8. The controllable data augmentation method for millimeter-wave radar respiratory monitoring based on parametric environment modeling according to claim 1, characterized in that, The quadruple data structure is a data structure that supports physically decoupled learning of pathological signals and environmental interference. Specifically, it includes: a pure radar respiratory signal as the carrier of pathological signals, a noisy signal simulating a real monitoring scenario, the ground truth of interference containing all components of multipath, motion, physiological and electromagnetic interference, and parameter value labels for scenario inversion and personalized adaptation.
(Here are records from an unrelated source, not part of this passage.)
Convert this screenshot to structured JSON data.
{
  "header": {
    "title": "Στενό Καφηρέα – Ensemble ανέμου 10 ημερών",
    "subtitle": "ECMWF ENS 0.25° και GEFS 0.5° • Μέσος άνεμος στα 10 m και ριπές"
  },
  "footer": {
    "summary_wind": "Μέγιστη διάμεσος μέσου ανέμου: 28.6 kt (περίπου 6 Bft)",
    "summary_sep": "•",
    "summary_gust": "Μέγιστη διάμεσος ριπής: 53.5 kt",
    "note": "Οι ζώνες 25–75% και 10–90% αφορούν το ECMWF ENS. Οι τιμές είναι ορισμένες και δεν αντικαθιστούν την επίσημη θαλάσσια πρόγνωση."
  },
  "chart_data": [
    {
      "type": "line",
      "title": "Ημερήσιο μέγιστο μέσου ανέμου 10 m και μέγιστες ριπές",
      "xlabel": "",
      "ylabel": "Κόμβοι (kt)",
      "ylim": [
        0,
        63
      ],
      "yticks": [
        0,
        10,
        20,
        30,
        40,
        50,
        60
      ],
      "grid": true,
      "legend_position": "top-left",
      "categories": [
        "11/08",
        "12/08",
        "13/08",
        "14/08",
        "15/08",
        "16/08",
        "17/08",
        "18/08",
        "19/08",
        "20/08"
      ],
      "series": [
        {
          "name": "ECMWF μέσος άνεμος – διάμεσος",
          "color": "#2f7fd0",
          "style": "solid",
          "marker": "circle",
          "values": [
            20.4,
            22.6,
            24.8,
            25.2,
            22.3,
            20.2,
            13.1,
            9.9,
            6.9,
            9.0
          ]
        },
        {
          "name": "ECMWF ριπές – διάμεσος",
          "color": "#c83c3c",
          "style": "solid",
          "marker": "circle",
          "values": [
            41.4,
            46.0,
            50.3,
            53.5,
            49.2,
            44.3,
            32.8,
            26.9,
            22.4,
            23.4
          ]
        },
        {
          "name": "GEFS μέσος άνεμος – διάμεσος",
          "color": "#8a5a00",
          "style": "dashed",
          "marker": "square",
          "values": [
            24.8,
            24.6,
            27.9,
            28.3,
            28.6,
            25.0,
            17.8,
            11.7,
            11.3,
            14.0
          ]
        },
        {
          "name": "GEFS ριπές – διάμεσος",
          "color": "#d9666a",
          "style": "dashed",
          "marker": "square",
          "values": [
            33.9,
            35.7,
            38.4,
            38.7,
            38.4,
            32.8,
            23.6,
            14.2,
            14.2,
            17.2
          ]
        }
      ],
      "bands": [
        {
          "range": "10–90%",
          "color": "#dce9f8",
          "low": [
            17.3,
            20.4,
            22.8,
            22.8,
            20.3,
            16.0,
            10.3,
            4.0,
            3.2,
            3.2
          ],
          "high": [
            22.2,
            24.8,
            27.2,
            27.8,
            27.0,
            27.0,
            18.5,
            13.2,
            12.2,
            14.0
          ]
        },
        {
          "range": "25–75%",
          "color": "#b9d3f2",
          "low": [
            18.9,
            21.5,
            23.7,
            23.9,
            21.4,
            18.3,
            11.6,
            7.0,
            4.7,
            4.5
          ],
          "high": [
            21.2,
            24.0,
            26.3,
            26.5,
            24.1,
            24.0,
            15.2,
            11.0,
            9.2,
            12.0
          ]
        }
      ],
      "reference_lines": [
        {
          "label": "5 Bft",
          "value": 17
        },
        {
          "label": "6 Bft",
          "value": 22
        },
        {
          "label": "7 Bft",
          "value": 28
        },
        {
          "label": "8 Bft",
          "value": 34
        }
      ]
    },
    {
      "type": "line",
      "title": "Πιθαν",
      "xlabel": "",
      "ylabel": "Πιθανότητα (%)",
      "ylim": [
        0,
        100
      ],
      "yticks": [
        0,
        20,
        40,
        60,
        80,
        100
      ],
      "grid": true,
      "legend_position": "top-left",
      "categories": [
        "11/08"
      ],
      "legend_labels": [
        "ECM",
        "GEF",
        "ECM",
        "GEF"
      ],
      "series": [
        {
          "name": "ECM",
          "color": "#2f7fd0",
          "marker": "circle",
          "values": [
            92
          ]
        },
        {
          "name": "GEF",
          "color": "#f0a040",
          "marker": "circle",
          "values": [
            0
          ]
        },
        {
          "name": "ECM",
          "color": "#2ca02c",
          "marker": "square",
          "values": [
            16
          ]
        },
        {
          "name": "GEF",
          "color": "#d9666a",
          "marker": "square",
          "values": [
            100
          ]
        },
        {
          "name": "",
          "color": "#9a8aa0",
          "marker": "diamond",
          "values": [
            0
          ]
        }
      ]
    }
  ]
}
9. A controllable data augmentation system for millimeter-wave radar respiratory monitoring based on parametric environment modeling, characterized in that, A method for implementing a controllable data augmentation method for millimeter-wave radar respiratory monitoring based on parametric environment modeling as described in any one of claims 1-8 includes: A clean radar breathing signal acquisition module is used to acquire clean radar breathing signals. The parameterized environment model library construction module is used to construct multipath propagation models with physical constraints and coupling, human motion artifact models, physiological interference models, and electromagnetic interference and noise models, and to determine the parameter spaces corresponding to the four types of models. The interference truth value calculation module is used to calculate the true values of each interference based on the four types of models and the values of their parameters in the parameter space. The physical mechanism differentiation synthesis module is used to calculate the noise-added signal based on the pure radar breathing signal and the true values of each interference according to the physical mechanism, through convolution / time-varying filtering operator, phase modulation operator, and additive superposition operator. The quadruple data encapsulation module is used to integrate and form a quadruple data structure containing the pure radar breathing signal, the noise-added signal, the true values of each interference, and the values of each model parameter. The dataset generation and physical fidelity verification module is used to generate augmented datasets in batches and perform multi-level physical fidelity verification on the augmented datasets. If the verification fails, parameter tuning is automatically triggered until the verification is successful. The closed-loop adaptive evolution module is used to extract scene fingerprints from real monitoring data, map scene fingerprints to corresponding parameter space adjustment values, update the parameter space based on the adjustment values, and realize closed-loop adaptive evolution of the parameter space.
10. A millimeter-wave radar for respiratory monitoring, characterized in that, It includes a radar radio frequency transceiver unit, and a millimeter-wave radar respiratory monitoring controllable data enhancement system based on parametric environment modeling as described in claim 9.